The initial capacity will be procured from independent power producers, or IPPs, which will supply the electricity under long-term power purchase agreements to Henneman Mill, in the Free State, King Foods, in the North West, as well as Tiger Brands’ beverages and home and personal care manufacturing plants in Gauteng.

Solar power generation at these sites is expected to begin between the last quarter of this year and the first quarter of 2023 and will provide at least a third of the electricity used by the four facilities.

Tiger Brands says the solar programme represents the start of a multimillion-rand investment and that, besides solar, the company is also exploring biogas, wind, batteries and hydrogen prospects.

“This is not a one-size-fits-all solution that we are introducing,” chief manufacturing officer Derek McKernan says.

“We want to ensure that we assess the requirements of each site individually and implement initiatives and innovations that best suit each site while removing all forms of power wastage.”

Tiger Brands reports that several initiatives are being pursued to bolster the energy efficiency of its manufacturing sites in line with a goal of reducing its energy intensity by 30% by 2030.

The JSE-listed company has also set a target of reducing its greenhouse-gas emissions by 45%  by 2030 and to transition to net-zero emissions by 2050.

The solar roll-out comes as an increasing number of manufacturing and mining companies consider renewables investments to ease pressure on the load-shedding-prone grid and to improve price-path visibility.

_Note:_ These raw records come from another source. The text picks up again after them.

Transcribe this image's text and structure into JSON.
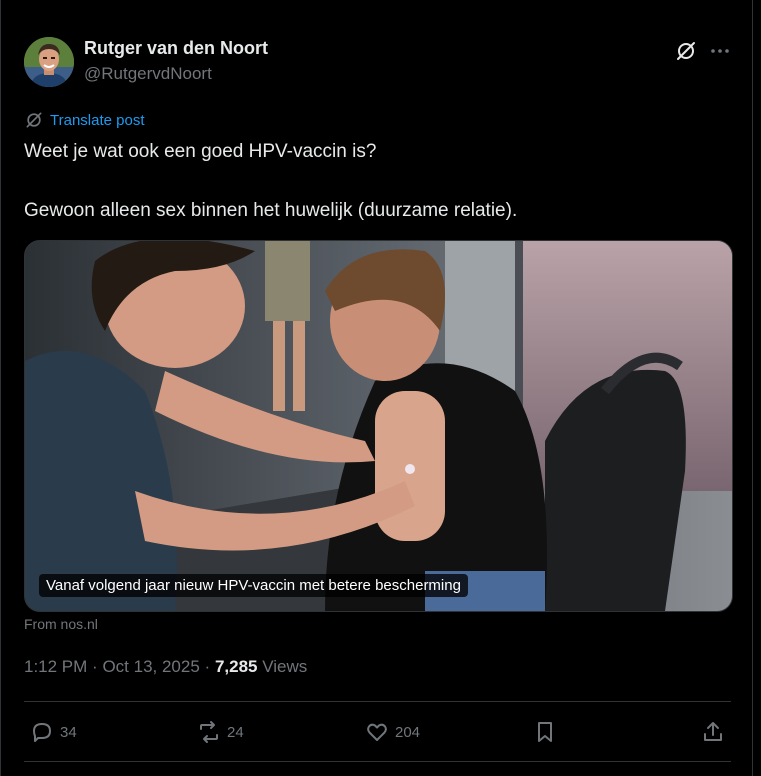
{
  "author": {
    "display_name": "Rutger van den Noort",
    "handle": "@RutgervdNoort"
  },
  "header_icons": {
    "grok": "grok-icon",
    "more": "more-dots-icon"
  },
  "translate": {
    "label": "Translate post",
    "icon": "translate-icon"
  },
  "post": {
    "line1": "Weet je wat ook een goed HPV-vaccin is?",
    "line2": "Gewoon alleen sex binnen het huwelijk (duurzame relatie)."
  },
  "link_card": {
    "headline": "Vanaf volgend jaar nieuw HPV-vaccin met betere bescherming",
    "source": "From nos.nl"
  },
  "meta": {
    "time": "1:12 PM",
    "separator": "·",
    "date": "Oct 13, 2025",
    "views_count": "7,285",
    "views_label": "Views"
  },
  "actions": {
    "replies": "34",
    "reposts": "24",
    "likes": "204"
  },
  "colors": {
    "background": "#000000",
    "text": "#e7e9ea",
    "muted": "#71767b",
    "accent": "#1d9bf0",
    "border": "#2f3336"
  }
}
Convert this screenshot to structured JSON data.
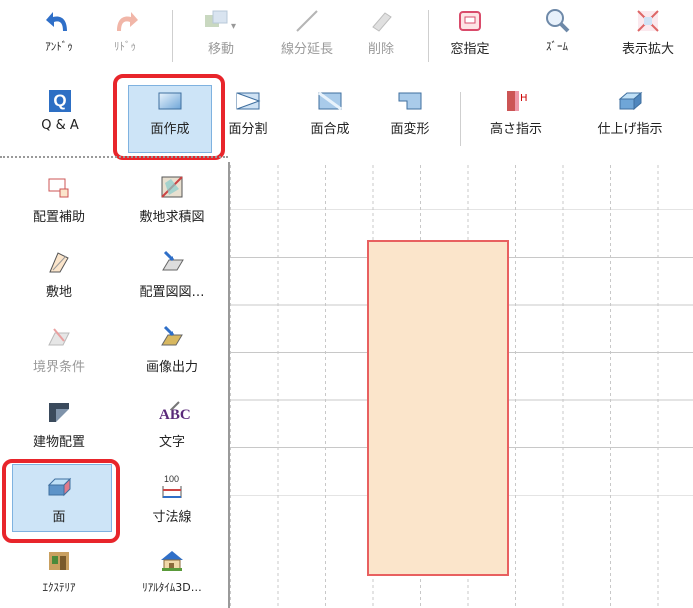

Such investments have been facilitated by recent market reforms that initially allowed sub-100 MW projects to proceed without a licence. That cap has since been removed entirely as part of a set of interventions to tackle load-shedding announced by President Cyril Ramaphosa in July.

Even before the President’s announcement, the raising of the licensing threshold from 1 MW to 100 MW is said to have unlocked 80 distributed generation projects, representing over 6 000 MW of new capacity.